Para colmo, internet no olvida (al menos técnicamente no puede olvidar), por lo que sucesos del pasado pueden volver a acosarte en el presente o ser un freno en el futuro. No existe una internet efímera, por mucho que aplicaciones como Snapchat se vanaglorien de ello. Podemos vallar el campo, pero siempre habra alguien que consiga cruzarlo.

Vivimos por tanto supeditados a una constante presión de los hechos vividos y publicados en la red. Un miedo que en mayor o menor medida nos afecta a todos, y que nos empuja a compartir menos públicamente.

Esa foto que un amigo sube en Facebook, ese tweet que podría tener una segunda interpretación menos halagüeña, ese post que no debiste publicar,…

Hace unos años, publicar molaba. Pero ahora parece que ya no mola tanto. Tienes que considerar tantas cosas que a veces, lo más cómodo, es directamente no publicarlo.

A esto me refiero cuando hablo de la era de la autocensura. A que es ahora, con la paulatina maduración de la educación basada en las TIC cuando empezamos a preguntarnos si tiene sentido realizar juicios de forma pública.

Twitter antes era el diario personal público de sus usuarios. Ahora es un jardín repleto de automatismos. Antes de Twitter se usaban los blogs, que actualmente tienen una finalidad bastante más moderada.

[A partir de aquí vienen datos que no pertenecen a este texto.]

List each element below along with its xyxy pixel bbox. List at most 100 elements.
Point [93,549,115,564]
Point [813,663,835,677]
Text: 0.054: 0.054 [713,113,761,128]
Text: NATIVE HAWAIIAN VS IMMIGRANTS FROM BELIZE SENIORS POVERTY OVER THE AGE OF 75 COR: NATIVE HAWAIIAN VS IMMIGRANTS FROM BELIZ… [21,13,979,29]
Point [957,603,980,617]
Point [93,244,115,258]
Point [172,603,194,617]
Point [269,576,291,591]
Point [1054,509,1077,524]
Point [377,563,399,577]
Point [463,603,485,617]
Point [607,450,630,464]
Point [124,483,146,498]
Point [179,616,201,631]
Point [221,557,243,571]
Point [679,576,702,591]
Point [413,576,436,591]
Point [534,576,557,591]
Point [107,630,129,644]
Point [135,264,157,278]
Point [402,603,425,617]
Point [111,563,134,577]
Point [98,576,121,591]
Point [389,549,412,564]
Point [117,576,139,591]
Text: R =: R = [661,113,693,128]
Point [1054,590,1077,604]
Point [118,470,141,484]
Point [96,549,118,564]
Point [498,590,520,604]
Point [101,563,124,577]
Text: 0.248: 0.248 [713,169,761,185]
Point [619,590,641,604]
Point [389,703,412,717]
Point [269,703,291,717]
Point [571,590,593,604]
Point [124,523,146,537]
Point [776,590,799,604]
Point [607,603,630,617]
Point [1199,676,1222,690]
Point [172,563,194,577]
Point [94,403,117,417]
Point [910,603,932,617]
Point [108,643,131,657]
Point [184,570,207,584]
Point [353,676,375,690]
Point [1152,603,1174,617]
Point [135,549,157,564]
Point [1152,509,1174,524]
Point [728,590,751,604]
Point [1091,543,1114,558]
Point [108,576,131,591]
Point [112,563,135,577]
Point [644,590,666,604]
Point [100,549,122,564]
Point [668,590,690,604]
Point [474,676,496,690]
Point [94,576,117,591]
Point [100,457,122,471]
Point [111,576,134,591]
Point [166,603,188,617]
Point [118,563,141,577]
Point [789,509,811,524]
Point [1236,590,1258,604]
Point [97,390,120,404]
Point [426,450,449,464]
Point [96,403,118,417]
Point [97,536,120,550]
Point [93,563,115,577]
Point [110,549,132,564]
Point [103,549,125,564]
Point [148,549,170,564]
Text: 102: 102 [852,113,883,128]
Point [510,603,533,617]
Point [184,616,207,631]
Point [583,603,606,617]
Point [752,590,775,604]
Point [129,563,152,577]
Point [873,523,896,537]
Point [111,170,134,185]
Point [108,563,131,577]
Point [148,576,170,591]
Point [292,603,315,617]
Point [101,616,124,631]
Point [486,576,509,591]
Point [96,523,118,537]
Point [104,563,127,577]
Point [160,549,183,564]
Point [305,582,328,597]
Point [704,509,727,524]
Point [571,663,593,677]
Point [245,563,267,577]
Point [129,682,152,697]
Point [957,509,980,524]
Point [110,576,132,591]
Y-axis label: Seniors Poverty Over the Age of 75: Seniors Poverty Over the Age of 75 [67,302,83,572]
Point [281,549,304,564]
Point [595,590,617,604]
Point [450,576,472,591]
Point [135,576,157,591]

Cualquier acción digital puede volverse en nuestra contra, y si no, que se lo digan a todos esos community managers que acaban siendo la comidilla del noticiero de turno por un mal día. Si no, pregúnteselo a esa persona que pierde el trabajo (o la posibilidad de optar a él) por algún juicio de poco valor hecho público en alguna red social.


¿Qué juega a nuestro favor? El que pese a que Internet nunca olvida, quienes lo usan siguen siendo humanos. Seguimos reteniendo la misma información: muy poca, y la inmensidad informativa a la que estamos expuestos en el día a día complica aún más las cosas.

Que quizás ahora el que monta un jaleo en la plaza mayor tendrá un alcance muy superior (quizás incluso se enteren en el otro lado del planeta), pero el tiempo de vida (al menos el real) de su acción es ínfimo. El timeline muestra los últimos acontecimientos, y almacena los anteriores. Pero para acceder a ellos, hay que echarle ganas.

El entorno digital se autoregula, se autocensura, y eso eso no siempre es bueno.

Por todo ello, quizás lo más sensato hubiera sido no publicar este post. Ni siquiera haberlo escrito, que después te encuentras con un hackeo de tu cuenta y salen a relucir trapos sucios, como le pasaba recientemente a Sony con los emails de varios directivos. Los juicios deberían quedarse en la barra del bar. Que después, descubres que la empresa que hay tras el servicio está usando esos supuestos mensajes confidenciales para conocerte mejor, para vender tus datos al mejor postor.

Bienvenido a la era de la autocensura. Un nuevo régimen de control, el que nos autoimponemos.